Bali Spirit Festival: Returning to Source with Tara Judelle

21 Mar

I’m working as a blogger for this year’s Bali Spirit Festival in Ubud…
So I thought I would share some of my thoughts with you here, too.

You can read more and find out more about the festival here

It’s my first class of the festival.

Mandala

It’s Nicola’s, too. She’s come over from Australia and as newly qualified yoga teacher, she’s relishing the opportunity to be “be a student again.”

As we walk into Tara Judelle’s 8am class, Nicola is buzzed: “I’ve watched Tara online and done her classes, but never in real life! I’m super excited to be here!”

The theme is Madhya: Journey to the Centre. Tara explains Madhya is the space between things: from sunset into night, or the dawn to the day.

“It’s the space between the in breath and the outbreath or the space between thoughts. The space at the centre of the body, the space from which you grew.”

She links the shushumna nadi, the body’s central energetic channel, to this idea of space and returning to centre: “If you were an apple, it would be your core.”

Strengthen Core

Throughout our practice, we return again and again to this idea; returning to our centre, to our core, both literally and figuratively.

“When we go back to source, origin or ground, we naturally start to embark on a journey that seeks wholeness and wellness.”

Tara Judelle is certified in the Anusara method, but has a background in dance, Tai Chi and movement improvisation. Her sense of breath, flow and focus are exquisite – whether she’s teaching you a class online at yogaglo.com or in person, her commitment to vinyasa is unquestionable. I never feel lost with her breath cues and always leave her classes feeling a part of something bigger.

After attending her class this past weekend at Desa Seni’s Yogathon fundraiser, I was excited to learn more from her in person. She’s one of those rare teachers who can drop in complex anatomical terms when describing alignment and biology without sounding completely pretentious.

Today’s class ranged from discussion about Caroline Myss’ Anatomy of the Spirit to the sense you get when you’re entering the edge of consciousness to the other name for the pineal gland (the epiphysis. Who knew?)

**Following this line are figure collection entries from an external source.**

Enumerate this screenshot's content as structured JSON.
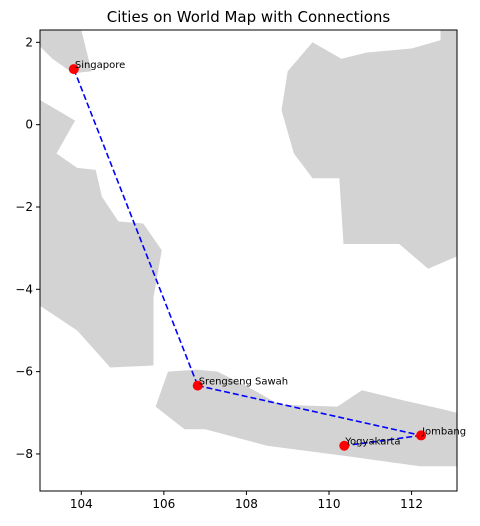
{
  "chart_data": {
    "type": "scatter",
    "title": "Cities on World Map with Connections",
    "xlabel": "",
    "ylabel": "",
    "xlim": [
      103.0,
      113.1
    ],
    "ylim": [
      -8.9,
      2.3
    ],
    "x_ticks": [
      104,
      106,
      108,
      110,
      112
    ],
    "y_ticks": [
      2,
      0,
      -2,
      -4,
      -6,
      -8
    ],
    "grid": false,
    "land_color": "#d3d3d3",
    "marker_color": "#ff0000",
    "line_color": "#0000ff",
    "line_style": "dashed",
    "cities": [
      {
        "name": "Singapore",
        "x": 103.82,
        "y": 1.35
      },
      {
        "name": "Srengseng Sawah",
        "x": 106.82,
        "y": -6.34
      },
      {
        "name": "Jombang",
        "x": 112.23,
        "y": -7.55
      },
      {
        "name": "Yogyakarta",
        "x": 110.37,
        "y": -7.8
      }
    ],
    "connections": [
      [
        0,
        1
      ],
      [
        1,
        2
      ],
      [
        2,
        3
      ]
    ]
  }
}
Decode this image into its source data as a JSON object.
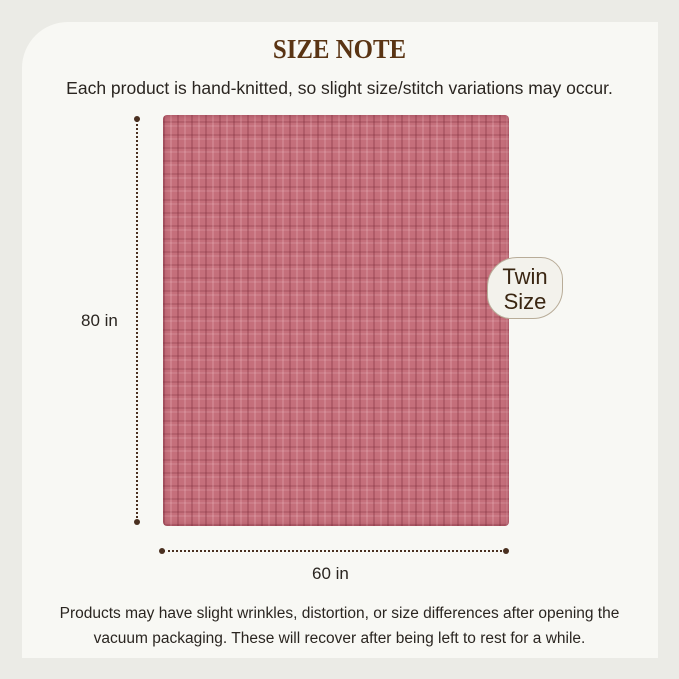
{
  "title": "SIZE NOTE",
  "subtitle": "Each product is hand-knitted, so slight size/stitch variations may occur.",
  "dimensions": {
    "height": "80 in",
    "width": "60 in"
  },
  "badge": {
    "line1": "Twin",
    "line2": "Size"
  },
  "footer": {
    "line1": "Products may have slight wrinkles, distortion, or size differences after opening the",
    "line2": "vacuum packaging. These will recover after being left to rest for a while."
  },
  "colors": {
    "title": "#5a3413",
    "blanket": "#c56f7b",
    "background": "#ebebe6"
  }
}
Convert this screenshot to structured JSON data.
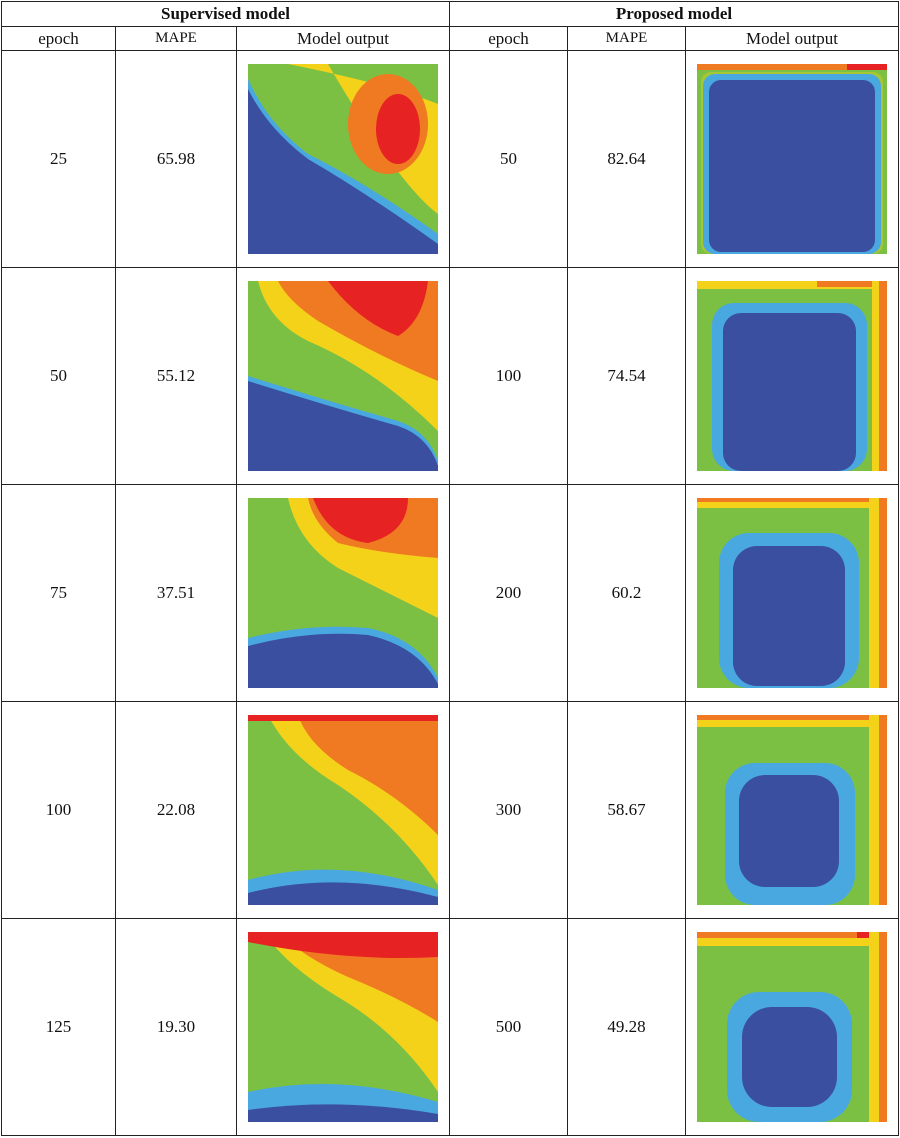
{
  "header": {
    "supervised": "Supervised model",
    "proposed": "Proposed model",
    "col_epoch": "epoch",
    "col_mape": "MAPE",
    "col_output": "Model output"
  },
  "rows": [
    {
      "sup_epoch": "25",
      "sup_mape": "65.98",
      "sup_icon": "flow-field-image",
      "prop_epoch": "50",
      "prop_mape": "82.64",
      "prop_icon": "flow-field-image"
    },
    {
      "sup_epoch": "50",
      "sup_mape": "55.12",
      "sup_icon": "flow-field-image",
      "prop_epoch": "100",
      "prop_mape": "74.54",
      "prop_icon": "flow-field-image"
    },
    {
      "sup_epoch": "75",
      "sup_mape": "37.51",
      "sup_icon": "flow-field-image",
      "prop_epoch": "200",
      "prop_mape": "60.2",
      "prop_icon": "flow-field-image"
    },
    {
      "sup_epoch": "100",
      "sup_mape": "22.08",
      "sup_icon": "flow-field-image",
      "prop_epoch": "300",
      "prop_mape": "58.67",
      "prop_icon": "flow-field-image"
    },
    {
      "sup_epoch": "125",
      "sup_mape": "19.30",
      "sup_icon": "flow-field-image",
      "prop_epoch": "500",
      "prop_mape": "49.28",
      "prop_icon": "flow-field-image"
    }
  ],
  "colors": {
    "deep_blue": "#3a4fa0",
    "light_blue": "#4aa8e0",
    "green": "#7bc043",
    "yellow": "#f5d21a",
    "orange": "#f07a22",
    "red": "#e62222"
  }
}
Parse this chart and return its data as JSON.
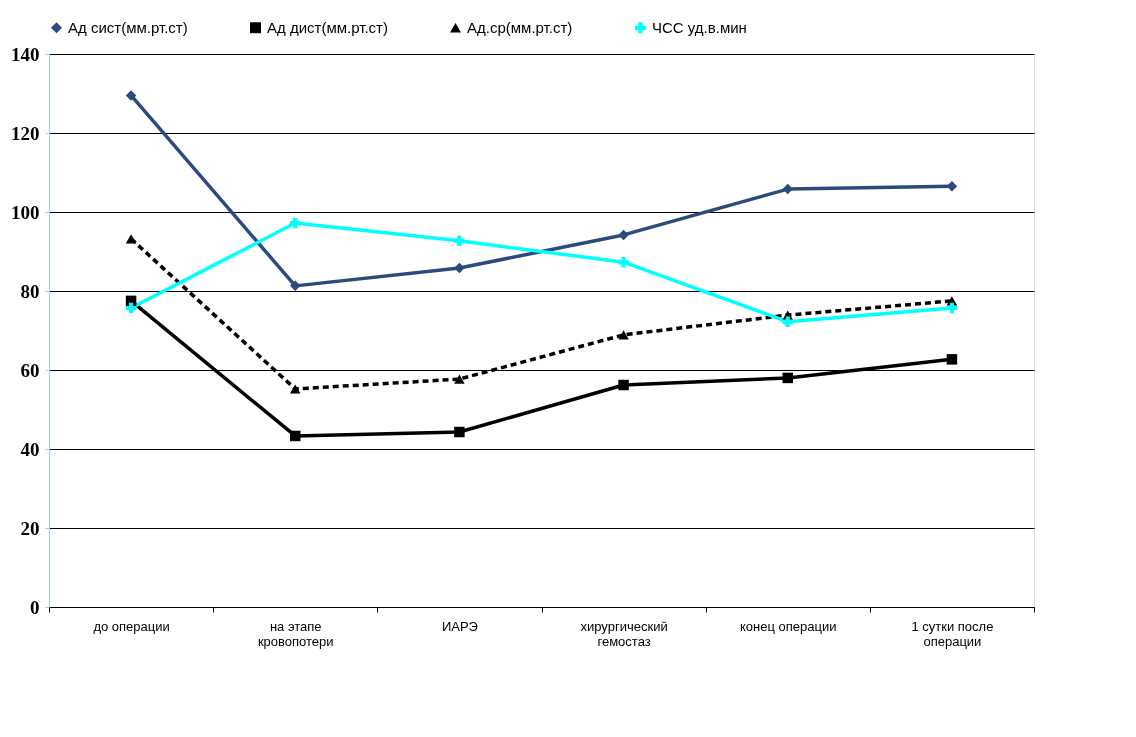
{
  "chart_data": {
    "type": "line",
    "categories": [
      "до операции",
      "на этапе\nкровопотери",
      "ИАРЭ",
      "хирургический\nгемостаз",
      "конец операции",
      "1 сутки после\nоперации"
    ],
    "series": [
      {
        "name": "Ад сист(мм.рт.ст)",
        "color": "#2b4a7e",
        "marker": "diamond",
        "line_style": "solid",
        "values": [
          129.5,
          81.3,
          85.8,
          94.2,
          105.8,
          106.5
        ]
      },
      {
        "name": "Ад дист(мм.рт.ст)",
        "color": "#000000",
        "marker": "square",
        "line_style": "solid",
        "values": [
          77.5,
          43.3,
          44.3,
          56.2,
          58,
          62.7
        ]
      },
      {
        "name": "Ад.ср(мм.рт.ст)",
        "color": "#000000",
        "marker": "triangle",
        "line_style": "dashed",
        "values": [
          93.2,
          55.2,
          57.7,
          68.9,
          73.9,
          77.5
        ]
      },
      {
        "name": "ЧСС уд.в.мин",
        "color": "#00ffff",
        "marker": "cross",
        "line_style": "solid",
        "values": [
          75.7,
          97.2,
          92.7,
          87.3,
          72.2,
          75.7
        ]
      }
    ],
    "ylim": [
      0,
      140
    ],
    "yticks": [
      0,
      20,
      40,
      60,
      80,
      100,
      120,
      140
    ],
    "grid": "y",
    "legend": "top"
  }
}
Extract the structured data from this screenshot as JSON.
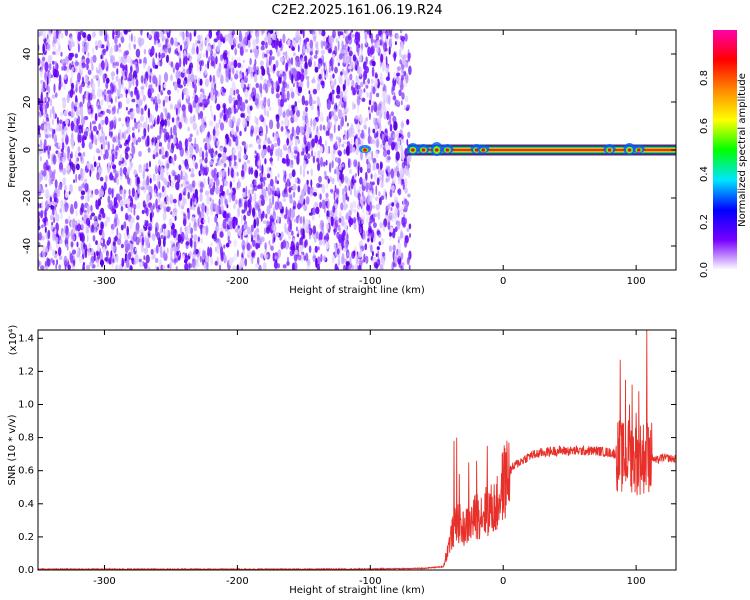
{
  "title": "C2E2.2025.161.06.19.R24",
  "chart_data": [
    {
      "type": "heatmap",
      "xlabel": "Height of straight line (km)",
      "ylabel": "Frequency (Hz)",
      "xlim": [
        -350,
        130
      ],
      "ylim": [
        -50,
        50
      ],
      "xticks": [
        "-300",
        "-200",
        "-100",
        "0",
        "100"
      ],
      "xtick_values": [
        -300,
        -200,
        -100,
        0,
        100
      ],
      "yticks": [
        "-40",
        "-20",
        "0",
        "20",
        "40"
      ],
      "ytick_values": [
        -40,
        -20,
        0,
        20,
        40
      ],
      "noise_region_km": [
        -350,
        -70
      ],
      "signal_line_hz": 0,
      "signal_region_km": [
        -72,
        130
      ],
      "colorbar": {
        "label": "Normalized spectral amplitude",
        "range": [
          0,
          1
        ],
        "ticks": [
          "0.0",
          "0.2",
          "0.4",
          "0.6",
          "0.8"
        ],
        "tick_values": [
          0,
          0.2,
          0.4,
          0.6,
          0.8
        ],
        "colormap": [
          "#ffffff",
          "#7700ff",
          "#0000ff",
          "#00e5ff",
          "#00ff00",
          "#ffff00",
          "#ff8800",
          "#ff0000",
          "#ff00aa"
        ]
      }
    },
    {
      "type": "line",
      "xlabel": "Height of straight line (km)",
      "ylabel": "SNR (10 * v/v)",
      "y_multiplier": "(x10⁴)",
      "xlim": [
        -350,
        130
      ],
      "ylim": [
        0,
        1.45
      ],
      "xticks": [
        "-300",
        "-200",
        "-100",
        "0",
        "100"
      ],
      "xtick_values": [
        -300,
        -200,
        -100,
        0,
        100
      ],
      "yticks": [
        "0.0",
        "0.2",
        "0.4",
        "0.6",
        "0.8",
        "1.0",
        "1.2",
        "1.4"
      ],
      "ytick_values": [
        0,
        0.2,
        0.4,
        0.6,
        0.8,
        1.0,
        1.2,
        1.4
      ],
      "color": "#e8302a",
      "series": [
        {
          "x": [
            -350,
            -300,
            -250,
            -200,
            -150,
            -100,
            -60,
            -45,
            -40,
            -35,
            -30,
            -25,
            -20,
            -15,
            -10,
            -5,
            0,
            5,
            10,
            20,
            30,
            40,
            50,
            60,
            70,
            80,
            85,
            90,
            95,
            100,
            105,
            110,
            115,
            120,
            130
          ],
          "y": [
            0.005,
            0.005,
            0.005,
            0.005,
            0.005,
            0.006,
            0.01,
            0.02,
            0.18,
            0.3,
            0.25,
            0.28,
            0.33,
            0.35,
            0.36,
            0.38,
            0.52,
            0.6,
            0.64,
            0.69,
            0.71,
            0.72,
            0.72,
            0.72,
            0.72,
            0.71,
            0.7,
            0.68,
            0.7,
            0.67,
            0.68,
            0.69,
            0.66,
            0.68,
            0.67
          ]
        }
      ]
    }
  ]
}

For those of us used to a more dynamic practice, this was a beautiful, calming class. Tara encouraged us to move into a space of softness, with soft, wide eyes and soft movements. Despite moving into dynamic poses like koundinyasana or ardha chandrasana, we moved with softness and quiet purpose, always leading from the centre.

As we moved deeply into eka pada rajakapotanasana (pigeon) with a long twist, Tara invited us to dive into the space, the Madhya, where all things merge.

“Be the canvas,” she said. “Co-create with the elements as they exist.”

We were surrounded by activity: music from a nearby Zumba class throbbed beside us, chanting filled the air and the chatter of passersby. But as we breathed through rounds of kapalabhati pranayama and settled into a grateful savasana, I couldn’t help but think it was the perfect practice to begin the festival.

A masterclass in finding your centre amid the colour and the noise and always, always being prepared for sweaty surrender.